In Southampton County as a whole, enslaved people made up nearly half of the total population (48%). Most enslaved people (67.5%) in St. Luke’s Parish—the immediate neighborhood where the revolt took place—lived on farms with thirty or fewer slaves. The main crops in Southampton County were corn, cotton, and tobacco. Potatoes, plantains, peanuts, and wheat were grown in smaller quantities. Southampton County was known for its bacon, its brandy, and its cider. Enslaved people raised hogs and worked in the peach and apple orchards that proliferated throughout the county.

Black residents, free and enslaved, made up 59% of the county’s population in 1830. Blacks outnumbered whites by a ratio of nearly 3 to 2. That did not mean, however, that African Americans in Southampton had much control over their lives. Visitors and residents testified to the harsh conditions under which slaves, in particular, lived.  Occasionally, the enslaved lashed out against whites with violence or tried to escape their situation by running away.

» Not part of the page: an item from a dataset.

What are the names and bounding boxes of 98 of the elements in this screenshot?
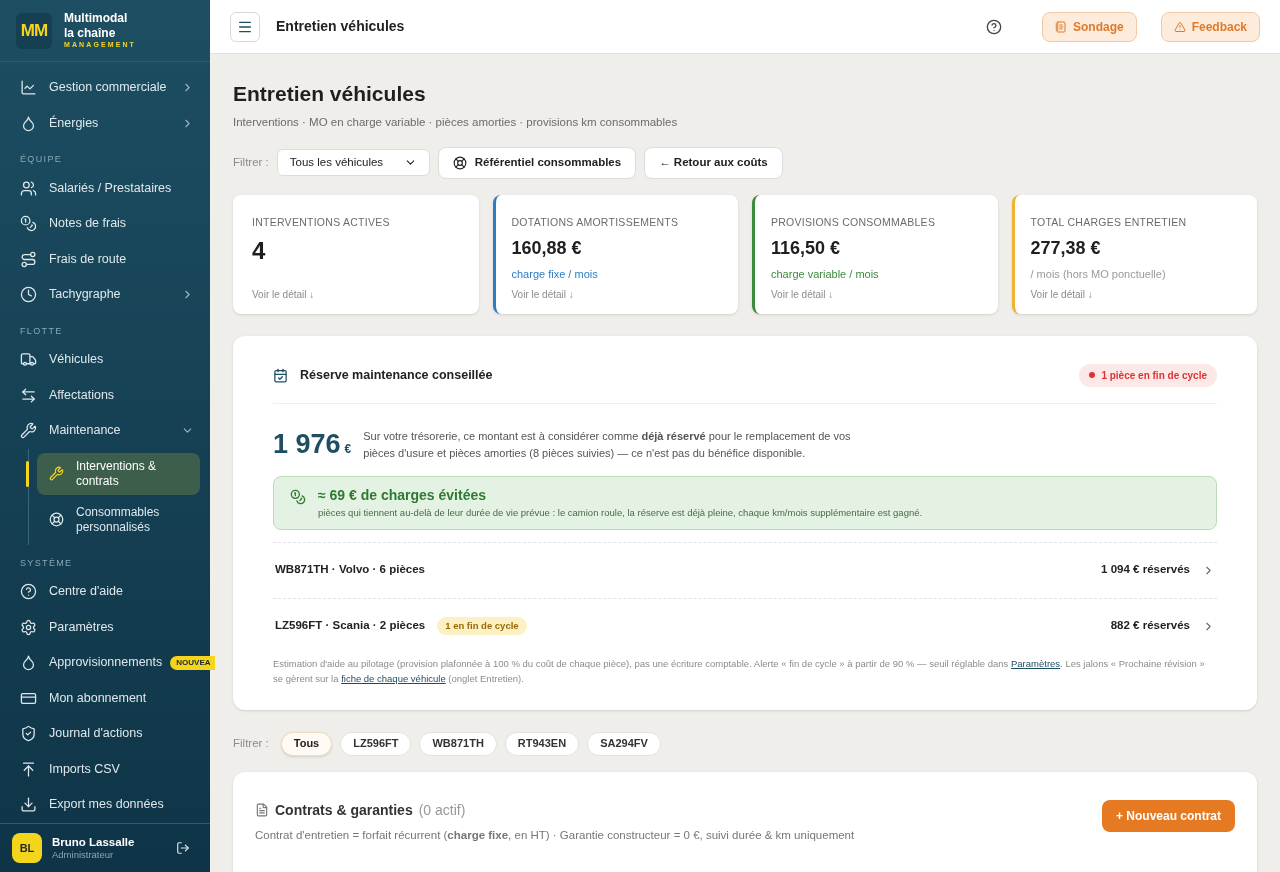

Testimony can be found in sources from the 1820s and 1830s about the ways slaveholders treated the people they held in bondage in southeastern Virginia prior to 1831. Evidence also exists, in the form of runaway advertisements and court cases, about the ways enslaved people resisted that treatment. Taken together, these sources add up to a picture of what it was like to be among the enslaved in and around Southampton County during the years leading up to the rebellion.